This July 4th, like every other I remember, I’m going to a birthday party for a nation. But what makes this party unique from others is that the birthday girl—America—thinks she’s the fairest of them all. According to a 2013 Rasmussen poll, 59 percent of likely U.S. voters believe the United States is more exceptional than other nations. Just 27 percent disagree.
“On the Fourth of July, we don’t only celebrate the birth of our nation,” writes conservative columnists Ken Blackwell and Ken Klukowski. “We celebrate American exceptionalism—everything that makes the United States the greatest nation on earth.”
The term “American exceptionalism” is not a new one; it’s often traced back to Alexis de Tocqueville and the belief that our economic underpinnings were extraordinary.
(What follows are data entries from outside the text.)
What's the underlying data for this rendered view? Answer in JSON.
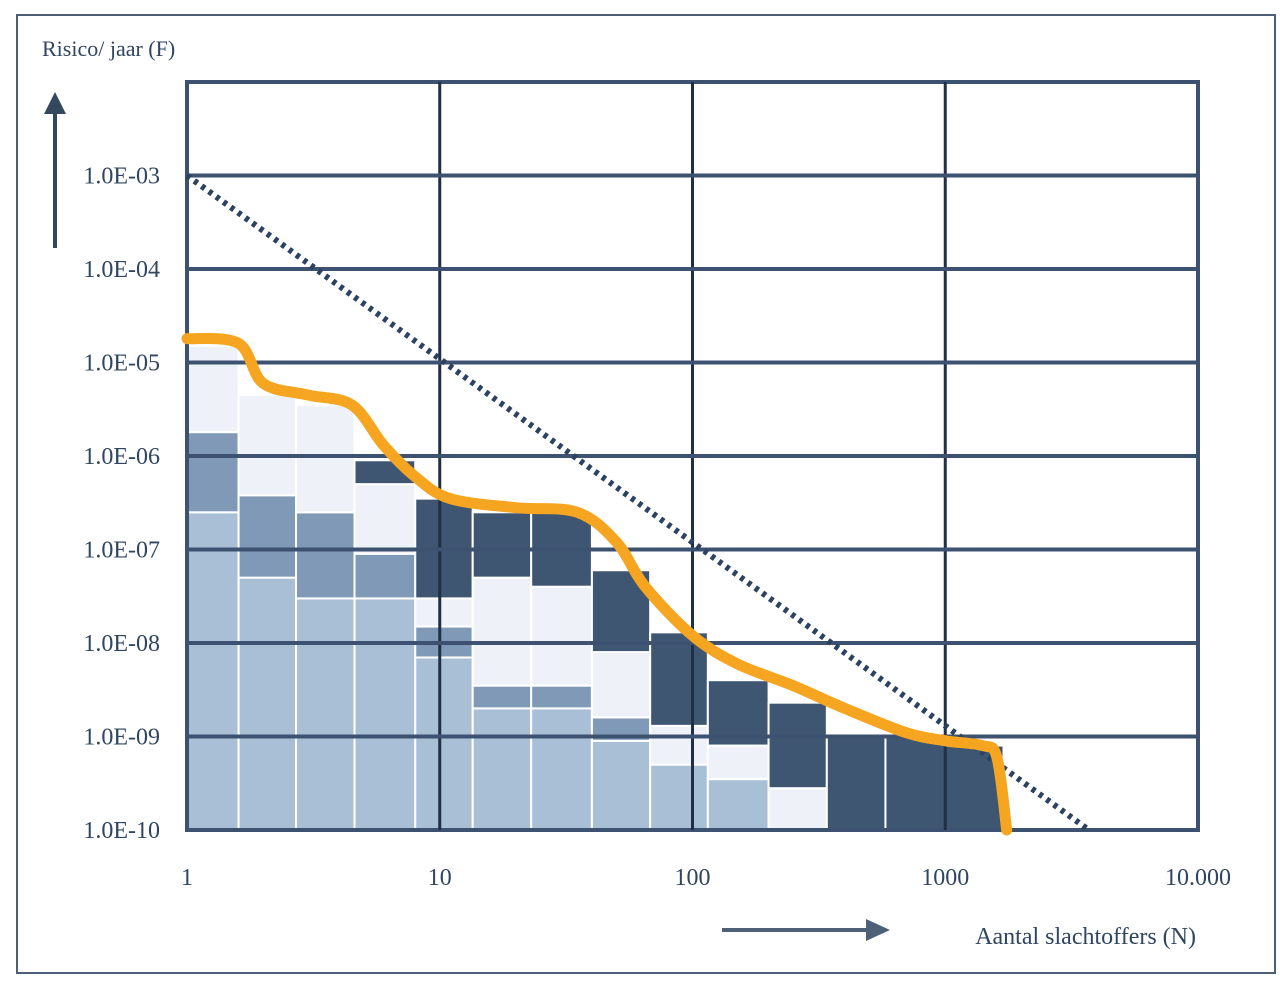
{
  "chart_data": {
    "type": "bar",
    "x_scale": "log",
    "y_scale": "log",
    "ylabel": "Risico/ jaar (F)",
    "xlabel": "Aantal slachtoffers (N)",
    "x_ticks": [
      "1",
      "10",
      "100",
      "1000",
      "10.000"
    ],
    "y_ticks": [
      "1.0E-03",
      "1.0E-04",
      "1.0E-05",
      "1.0E-06",
      "1.0E-07",
      "1.0E-08",
      "1.0E-09",
      "1.0E-10"
    ],
    "xlim": [
      1,
      10000
    ],
    "ylim": [
      1e-10,
      0.01
    ],
    "grid": true,
    "colors": {
      "light_blue": "#a9bfd6",
      "mid_blue": "#7f99b7",
      "pale": "#eef2f8",
      "dark_navy": "#3f5672",
      "orange_curve": "#f5a51f",
      "grid": "#3d5270",
      "norm_line": "#2c4260"
    },
    "bar_stacks": [
      {
        "x0": 1.0,
        "x1": 1.6,
        "layers": [
          {
            "tone": "light_blue",
            "top": 2.5e-07
          },
          {
            "tone": "mid_blue",
            "top": 1.8e-06
          },
          {
            "tone": "pale",
            "top": 1.5e-05
          }
        ]
      },
      {
        "x0": 1.6,
        "x1": 2.7,
        "layers": [
          {
            "tone": "light_blue",
            "top": 5e-08
          },
          {
            "tone": "mid_blue",
            "top": 3.8e-07
          },
          {
            "tone": "pale",
            "top": 4.5e-06
          }
        ]
      },
      {
        "x0": 2.7,
        "x1": 4.6,
        "layers": [
          {
            "tone": "light_blue",
            "top": 3e-08
          },
          {
            "tone": "mid_blue",
            "top": 2.5e-07
          },
          {
            "tone": "pale",
            "top": 3.5e-06
          }
        ]
      },
      {
        "x0": 4.6,
        "x1": 8.0,
        "layers": [
          {
            "tone": "light_blue",
            "top": 3e-08
          },
          {
            "tone": "mid_blue",
            "top": 9e-08
          },
          {
            "tone": "pale",
            "top": 5e-07
          },
          {
            "tone": "dark_navy",
            "top": 9e-07
          }
        ]
      },
      {
        "x0": 8.0,
        "x1": 13.5,
        "layers": [
          {
            "tone": "light_blue",
            "top": 7e-09
          },
          {
            "tone": "mid_blue",
            "top": 1.5e-08
          },
          {
            "tone": "pale",
            "top": 3e-08
          },
          {
            "tone": "dark_navy",
            "top": 3.5e-07
          }
        ]
      },
      {
        "x0": 13.5,
        "x1": 23,
        "layers": [
          {
            "tone": "light_blue",
            "top": 2e-09
          },
          {
            "tone": "mid_blue",
            "top": 3.5e-09
          },
          {
            "tone": "pale",
            "top": 5e-08
          },
          {
            "tone": "dark_navy",
            "top": 2.5e-07
          }
        ]
      },
      {
        "x0": 23,
        "x1": 40,
        "layers": [
          {
            "tone": "light_blue",
            "top": 2e-09
          },
          {
            "tone": "mid_blue",
            "top": 3.5e-09
          },
          {
            "tone": "pale",
            "top": 4e-08
          },
          {
            "tone": "dark_navy",
            "top": 2.5e-07
          }
        ]
      },
      {
        "x0": 40,
        "x1": 68,
        "layers": [
          {
            "tone": "light_blue",
            "top": 9e-10
          },
          {
            "tone": "mid_blue",
            "top": 1.6e-09
          },
          {
            "tone": "pale",
            "top": 8e-09
          },
          {
            "tone": "dark_navy",
            "top": 6e-08
          }
        ]
      },
      {
        "x0": 68,
        "x1": 115,
        "layers": [
          {
            "tone": "light_blue",
            "top": 5e-10
          },
          {
            "tone": "pale",
            "top": 1.3e-09
          },
          {
            "tone": "dark_navy",
            "top": 1.3e-08
          }
        ]
      },
      {
        "x0": 115,
        "x1": 200,
        "layers": [
          {
            "tone": "light_blue",
            "top": 3.5e-10
          },
          {
            "tone": "pale",
            "top": 8e-10
          },
          {
            "tone": "dark_navy",
            "top": 4e-09
          }
        ]
      },
      {
        "x0": 200,
        "x1": 340,
        "layers": [
          {
            "tone": "pale",
            "top": 2.8e-10
          },
          {
            "tone": "dark_navy",
            "top": 2.3e-09
          }
        ]
      },
      {
        "x0": 340,
        "x1": 580,
        "layers": [
          {
            "tone": "dark_navy",
            "top": 1e-09
          }
        ]
      },
      {
        "x0": 580,
        "x1": 1000,
        "layers": [
          {
            "tone": "dark_navy",
            "top": 1e-09
          }
        ]
      },
      {
        "x0": 1000,
        "x1": 1700,
        "layers": [
          {
            "tone": "dark_navy",
            "top": 8e-10
          }
        ]
      }
    ],
    "fn_curve": [
      {
        "x": 1.0,
        "y": 1.8e-05
      },
      {
        "x": 1.6,
        "y": 1.6e-05
      },
      {
        "x": 2.0,
        "y": 6e-06
      },
      {
        "x": 3.0,
        "y": 4.5e-06
      },
      {
        "x": 4.5,
        "y": 3.5e-06
      },
      {
        "x": 6.0,
        "y": 1.3e-06
      },
      {
        "x": 8.0,
        "y": 6e-07
      },
      {
        "x": 11,
        "y": 3.5e-07
      },
      {
        "x": 20,
        "y": 2.8e-07
      },
      {
        "x": 35,
        "y": 2.5e-07
      },
      {
        "x": 50,
        "y": 1.2e-07
      },
      {
        "x": 65,
        "y": 4e-08
      },
      {
        "x": 100,
        "y": 1.2e-08
      },
      {
        "x": 150,
        "y": 6e-09
      },
      {
        "x": 250,
        "y": 3.5e-09
      },
      {
        "x": 400,
        "y": 2e-09
      },
      {
        "x": 700,
        "y": 1.1e-09
      },
      {
        "x": 1000,
        "y": 9e-10
      },
      {
        "x": 1400,
        "y": 8e-10
      },
      {
        "x": 1600,
        "y": 6e-10
      },
      {
        "x": 1750,
        "y": 1e-10
      }
    ],
    "norm_line": [
      {
        "x": 1,
        "y": 0.001
      },
      {
        "x": 3700,
        "y": 1e-10
      }
    ]
  }
}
In recent years, however, the term has grown and evolved as American politicians have trumpeted it with increasing frequency. But is America better than other nations, and if so, is it something Christians should shout from their star-spangled rooftops?
America is the most charitable country in the world. Each year, Americans voluntarily donate hundreds of billions of dollars to churches, non-profits and humanitarian agencies. We are one of the freest countries in the world. Americans can worship whatever god they choose whenever they choose, and no one here can force his wife to cover her face in public. Many living conditions are better in America than elsewhere. Unlike much of the world, clean water is a readily available commodity and the average wage is much higher than most of the world.
America is great. In our sinew and our spirit, we are a great people living in a great nation. That’s why countries look to us when drafting constitutions and forming governments. That’s why we spend so much time debating immigration, not emigration. This is a wonderful place to live, and many citizens of other nations are clamoring to come here while our citizens largely stay put.
The politically correct police might have us believe all countries are exceptional in their own way, but such assertions are thin and meaningless. They’re reminiscent of a scene from “The Incredibles” in which the mother says, “Everyone’s special” and the son replies, “Which is another way of saying no one is.”
Even though I believe America is exceptional, I am not an “American exceptionalist.” Why? Because the former is rooted in objective facts and the latter is built upon bad theology and is counterproductive.